Still, the book’s shortcomings left me unable to appreciate the few lessons she detailed. Francis holds a degree in economics from Harvard, yet the book is written at a fifth-grade level. Did her publisher assume that readers attracted to Francis’s story would only comprehend writing at that level, or is this her true voice? Fox declares that while its commentators are unabashed conservatives, its reporters—Francis is on the financial beat—are unbiased. Yet Francis doesn’t try to hide her conservative leanings, even repeating the tired joke about Al Gore inventing the internet. (I find this lie particularly galling—as a financial reporter, Francis should know that Gore rightly took credit only for authoring the legislation that funded DARPAnet’s transition to the internet, not for its creation.) Honestly, I was interested in how Francis developed her political beliefs –she calls herself a Republican as early as her freshman year at Harvard—yet there’s no self-reflection on how she came to believe what she believes.
The behind-the-scenes at
Fox News stories are equally sparse. While Francis gushes over Megyn Kelly, she doesn’t seem to have an opinion on Kelly’s revelations in her own book, nor the timing of its release. She mentions that Roger Ailes repeatedly talked about bedding her, but her blasé reaction to his come-ons hints that the women who sued him for sexual harassment just aren’t as strong as she is. She belittles Democrat Sheryl Sandberg’s “Lean In” philosophy, advising young women to choose careers that are flexible with the demands of motherhood. Yet she doesn’t talk at all about how difficult it is for women who have “leaned out” for a few years to resume their careers at the same place they left them, or even to be taken seriously at all once they have pared back to take care of their children.

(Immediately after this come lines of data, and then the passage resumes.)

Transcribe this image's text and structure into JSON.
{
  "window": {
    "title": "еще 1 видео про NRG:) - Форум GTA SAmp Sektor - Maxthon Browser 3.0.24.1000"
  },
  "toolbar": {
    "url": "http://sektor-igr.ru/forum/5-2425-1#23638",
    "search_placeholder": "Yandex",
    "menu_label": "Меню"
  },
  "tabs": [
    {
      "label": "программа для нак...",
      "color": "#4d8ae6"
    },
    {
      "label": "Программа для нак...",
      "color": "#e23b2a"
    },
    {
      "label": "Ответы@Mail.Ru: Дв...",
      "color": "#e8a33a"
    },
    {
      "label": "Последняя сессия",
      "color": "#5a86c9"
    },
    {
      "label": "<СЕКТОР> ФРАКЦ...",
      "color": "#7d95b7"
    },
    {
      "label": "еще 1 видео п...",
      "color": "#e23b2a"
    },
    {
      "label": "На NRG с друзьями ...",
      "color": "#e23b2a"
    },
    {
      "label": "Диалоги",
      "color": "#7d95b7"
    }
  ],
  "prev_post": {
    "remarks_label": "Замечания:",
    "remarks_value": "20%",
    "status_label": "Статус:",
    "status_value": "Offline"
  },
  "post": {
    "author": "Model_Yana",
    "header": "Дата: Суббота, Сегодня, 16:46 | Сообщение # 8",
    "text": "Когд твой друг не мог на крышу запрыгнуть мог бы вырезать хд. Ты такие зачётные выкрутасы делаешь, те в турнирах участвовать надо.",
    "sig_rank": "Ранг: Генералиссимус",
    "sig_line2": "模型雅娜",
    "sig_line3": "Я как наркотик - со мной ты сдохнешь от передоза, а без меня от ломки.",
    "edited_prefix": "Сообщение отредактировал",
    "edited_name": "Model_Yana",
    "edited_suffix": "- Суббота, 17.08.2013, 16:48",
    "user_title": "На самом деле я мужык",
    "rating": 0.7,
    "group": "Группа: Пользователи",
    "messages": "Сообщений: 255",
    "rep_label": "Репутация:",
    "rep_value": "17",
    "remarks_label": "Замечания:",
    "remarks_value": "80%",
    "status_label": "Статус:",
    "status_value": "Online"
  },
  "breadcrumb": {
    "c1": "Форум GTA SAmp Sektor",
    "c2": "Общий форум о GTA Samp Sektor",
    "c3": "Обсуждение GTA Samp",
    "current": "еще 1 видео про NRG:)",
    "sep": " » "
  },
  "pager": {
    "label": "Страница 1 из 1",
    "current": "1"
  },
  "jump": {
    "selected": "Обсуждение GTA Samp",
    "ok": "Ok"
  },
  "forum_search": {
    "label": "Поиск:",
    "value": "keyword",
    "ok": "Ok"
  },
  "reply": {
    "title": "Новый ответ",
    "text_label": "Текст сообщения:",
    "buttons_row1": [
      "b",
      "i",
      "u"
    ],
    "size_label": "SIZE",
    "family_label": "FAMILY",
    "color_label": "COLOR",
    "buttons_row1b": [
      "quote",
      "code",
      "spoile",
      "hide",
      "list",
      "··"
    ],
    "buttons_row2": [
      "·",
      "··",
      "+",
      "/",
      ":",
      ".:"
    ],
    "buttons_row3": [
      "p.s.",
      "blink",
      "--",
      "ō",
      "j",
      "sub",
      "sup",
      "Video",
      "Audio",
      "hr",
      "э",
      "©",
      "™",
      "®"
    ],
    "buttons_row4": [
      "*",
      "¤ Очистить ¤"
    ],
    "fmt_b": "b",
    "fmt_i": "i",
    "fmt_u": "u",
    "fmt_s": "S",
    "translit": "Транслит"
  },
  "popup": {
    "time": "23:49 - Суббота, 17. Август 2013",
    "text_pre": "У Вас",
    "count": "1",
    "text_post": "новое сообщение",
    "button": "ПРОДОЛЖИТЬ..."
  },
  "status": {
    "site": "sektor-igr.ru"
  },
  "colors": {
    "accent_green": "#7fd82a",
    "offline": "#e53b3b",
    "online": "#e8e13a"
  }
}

Despite the book’s shortcomings, there is an authenticity that comes across in Francis’s writing. She doesn’t hold herself up as a model for women who want to balance a high-profile career with demanding (she has three children) motherhood. She’s honest about her weaknesses as a reporter (although she seems unable to see the other side of issues she’s covering). And the overall lesson she imparts—there’s no substitute for hard work—is one she practices as well as preaches.
And lastly, Francis recognizes and appreciates the shining light that is Oprah. As Oprah was one of President Obama’s earliest and most fervent supporters, if Francis can still value her, perhaps she’s not quite as conservative as she leads readers to believe.
Thanks to Weinstein Books for the book in exchange for an honest review.